When Feiko makes a movie of him jumping through the glass panes in an object he has created himself, he won’t show the jump, but the clearing away of the pile of broken glass afterward. When he stages a slapstick mishap by perching a potted plant on the very edge of a shelf, right over his head, with a cat close by who should be toppling over the plant, then all we see is Feiko waiting in vain for the plant to fall. The cat could not be bothered. Feiko Beckers combines spatial installations, design, performance and film. The results are intelligent and conceptual while surprisingly simple.

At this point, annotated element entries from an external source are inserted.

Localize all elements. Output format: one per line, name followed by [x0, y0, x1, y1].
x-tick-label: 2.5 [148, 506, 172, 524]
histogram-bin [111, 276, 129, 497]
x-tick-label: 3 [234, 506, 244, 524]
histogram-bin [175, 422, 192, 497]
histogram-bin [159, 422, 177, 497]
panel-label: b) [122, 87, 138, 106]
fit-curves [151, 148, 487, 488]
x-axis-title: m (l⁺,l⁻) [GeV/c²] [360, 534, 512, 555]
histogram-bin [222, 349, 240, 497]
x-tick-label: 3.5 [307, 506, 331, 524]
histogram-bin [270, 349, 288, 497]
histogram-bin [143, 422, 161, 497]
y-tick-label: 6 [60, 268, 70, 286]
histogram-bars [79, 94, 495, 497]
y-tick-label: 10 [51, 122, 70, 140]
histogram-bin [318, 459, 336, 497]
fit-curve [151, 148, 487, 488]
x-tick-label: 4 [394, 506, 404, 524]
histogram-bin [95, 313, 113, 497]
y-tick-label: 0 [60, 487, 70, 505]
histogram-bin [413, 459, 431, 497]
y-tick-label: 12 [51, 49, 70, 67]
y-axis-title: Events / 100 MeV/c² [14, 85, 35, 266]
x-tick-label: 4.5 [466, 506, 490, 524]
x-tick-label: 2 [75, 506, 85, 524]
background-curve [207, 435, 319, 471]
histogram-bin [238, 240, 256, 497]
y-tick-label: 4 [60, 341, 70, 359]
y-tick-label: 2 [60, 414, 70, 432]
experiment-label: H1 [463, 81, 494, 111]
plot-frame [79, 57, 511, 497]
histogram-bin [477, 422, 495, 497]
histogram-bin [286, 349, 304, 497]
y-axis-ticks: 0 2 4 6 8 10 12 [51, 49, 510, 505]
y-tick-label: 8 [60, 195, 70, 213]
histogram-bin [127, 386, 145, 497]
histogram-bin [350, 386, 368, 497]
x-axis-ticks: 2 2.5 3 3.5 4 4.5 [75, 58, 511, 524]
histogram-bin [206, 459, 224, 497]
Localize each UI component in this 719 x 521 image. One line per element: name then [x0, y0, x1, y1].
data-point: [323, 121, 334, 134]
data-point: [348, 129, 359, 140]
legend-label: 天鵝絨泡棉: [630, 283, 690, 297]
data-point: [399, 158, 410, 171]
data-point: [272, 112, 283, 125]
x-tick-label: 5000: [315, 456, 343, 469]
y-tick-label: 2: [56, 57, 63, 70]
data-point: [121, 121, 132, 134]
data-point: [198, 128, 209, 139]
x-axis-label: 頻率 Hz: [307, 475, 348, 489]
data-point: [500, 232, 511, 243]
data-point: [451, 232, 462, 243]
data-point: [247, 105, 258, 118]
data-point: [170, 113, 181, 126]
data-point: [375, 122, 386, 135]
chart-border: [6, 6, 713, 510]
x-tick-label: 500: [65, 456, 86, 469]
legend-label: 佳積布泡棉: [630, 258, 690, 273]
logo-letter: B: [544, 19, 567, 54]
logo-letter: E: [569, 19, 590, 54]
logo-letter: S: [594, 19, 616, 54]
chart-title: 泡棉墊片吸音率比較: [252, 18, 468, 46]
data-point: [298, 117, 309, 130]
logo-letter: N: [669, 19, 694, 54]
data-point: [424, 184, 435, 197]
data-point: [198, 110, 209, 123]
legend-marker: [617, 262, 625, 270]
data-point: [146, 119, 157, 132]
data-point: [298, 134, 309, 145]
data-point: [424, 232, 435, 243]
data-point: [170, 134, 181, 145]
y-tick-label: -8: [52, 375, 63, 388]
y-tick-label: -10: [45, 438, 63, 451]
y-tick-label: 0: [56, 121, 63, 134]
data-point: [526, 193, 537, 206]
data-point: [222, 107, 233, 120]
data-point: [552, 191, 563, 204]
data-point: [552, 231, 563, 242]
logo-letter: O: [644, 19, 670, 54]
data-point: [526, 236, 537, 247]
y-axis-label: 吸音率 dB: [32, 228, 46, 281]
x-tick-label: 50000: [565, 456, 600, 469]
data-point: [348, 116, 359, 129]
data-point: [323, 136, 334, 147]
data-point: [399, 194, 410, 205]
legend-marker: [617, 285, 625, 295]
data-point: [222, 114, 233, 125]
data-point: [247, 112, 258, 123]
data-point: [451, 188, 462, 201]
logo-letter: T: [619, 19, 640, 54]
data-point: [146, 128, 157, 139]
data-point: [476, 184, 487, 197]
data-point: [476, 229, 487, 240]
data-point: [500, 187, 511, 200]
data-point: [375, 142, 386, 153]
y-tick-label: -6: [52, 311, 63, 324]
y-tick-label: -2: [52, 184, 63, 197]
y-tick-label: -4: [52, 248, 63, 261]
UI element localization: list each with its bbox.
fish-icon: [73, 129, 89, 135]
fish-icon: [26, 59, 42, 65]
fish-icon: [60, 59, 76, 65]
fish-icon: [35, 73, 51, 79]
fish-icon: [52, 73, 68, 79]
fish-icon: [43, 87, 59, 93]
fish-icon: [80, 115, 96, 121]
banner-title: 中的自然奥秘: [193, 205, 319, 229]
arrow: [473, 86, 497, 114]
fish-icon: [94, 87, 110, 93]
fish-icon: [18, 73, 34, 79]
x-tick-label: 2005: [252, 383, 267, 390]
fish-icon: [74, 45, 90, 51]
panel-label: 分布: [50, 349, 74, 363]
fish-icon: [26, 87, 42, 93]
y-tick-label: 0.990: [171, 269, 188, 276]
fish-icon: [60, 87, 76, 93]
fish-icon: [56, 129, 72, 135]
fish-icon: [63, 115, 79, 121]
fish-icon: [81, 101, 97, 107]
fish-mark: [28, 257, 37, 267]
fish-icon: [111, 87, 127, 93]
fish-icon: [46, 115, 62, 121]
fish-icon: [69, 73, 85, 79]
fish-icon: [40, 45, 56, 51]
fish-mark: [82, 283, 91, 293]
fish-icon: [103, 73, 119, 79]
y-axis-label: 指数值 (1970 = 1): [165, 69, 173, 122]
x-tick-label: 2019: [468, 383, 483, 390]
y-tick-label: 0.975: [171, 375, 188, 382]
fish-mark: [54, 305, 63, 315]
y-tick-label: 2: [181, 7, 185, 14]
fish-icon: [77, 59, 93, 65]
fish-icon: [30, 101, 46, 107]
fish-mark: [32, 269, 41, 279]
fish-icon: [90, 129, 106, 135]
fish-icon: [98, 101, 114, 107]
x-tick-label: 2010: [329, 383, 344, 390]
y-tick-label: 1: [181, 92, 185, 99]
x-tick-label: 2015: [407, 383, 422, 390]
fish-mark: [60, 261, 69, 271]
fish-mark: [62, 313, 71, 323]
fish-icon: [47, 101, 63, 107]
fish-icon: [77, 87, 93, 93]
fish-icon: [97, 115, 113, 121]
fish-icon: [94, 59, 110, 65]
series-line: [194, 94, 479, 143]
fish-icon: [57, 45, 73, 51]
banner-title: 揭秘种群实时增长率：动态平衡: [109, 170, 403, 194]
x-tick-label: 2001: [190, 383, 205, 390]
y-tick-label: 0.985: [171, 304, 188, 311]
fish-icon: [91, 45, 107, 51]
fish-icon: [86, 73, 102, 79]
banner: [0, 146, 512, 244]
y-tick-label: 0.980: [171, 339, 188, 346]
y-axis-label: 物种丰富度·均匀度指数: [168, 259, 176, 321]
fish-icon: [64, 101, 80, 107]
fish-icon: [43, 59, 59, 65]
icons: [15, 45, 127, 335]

For Yoghurt Beckers drew inspiration from the 17th-century wig stands he had seen at the Victoria & Albert Museum in London. Abstract, geometric shapes on a stand, made from ceramics, often with pretty embellishments in Delft blue, and in various sizes. Probably they weren’t always used as wig stands, but also as decorative objects. Beckers likes to play with the function of an object. When we make or say something we have a certain intention, but the interpretation can be very different. And that’s OK, sometimes you have to allow for it.
At Fort Ruigenhoek Beckers is showing a video in which he is giving the wig stands new purposes. And the ceramic objects themselves can also be admired at the fort. Who says they are static objects? Watching them, you’d swear they could come alive at any moment.
Feiko Beckers graduated from Minerva Academie in Groningen in 2006. In 2010 and 2011 he was artist in residence at the Rijksakademie voor Beeldende Kunsten in Amsterdam and in 2013 at Palais de Tokyo in Paris.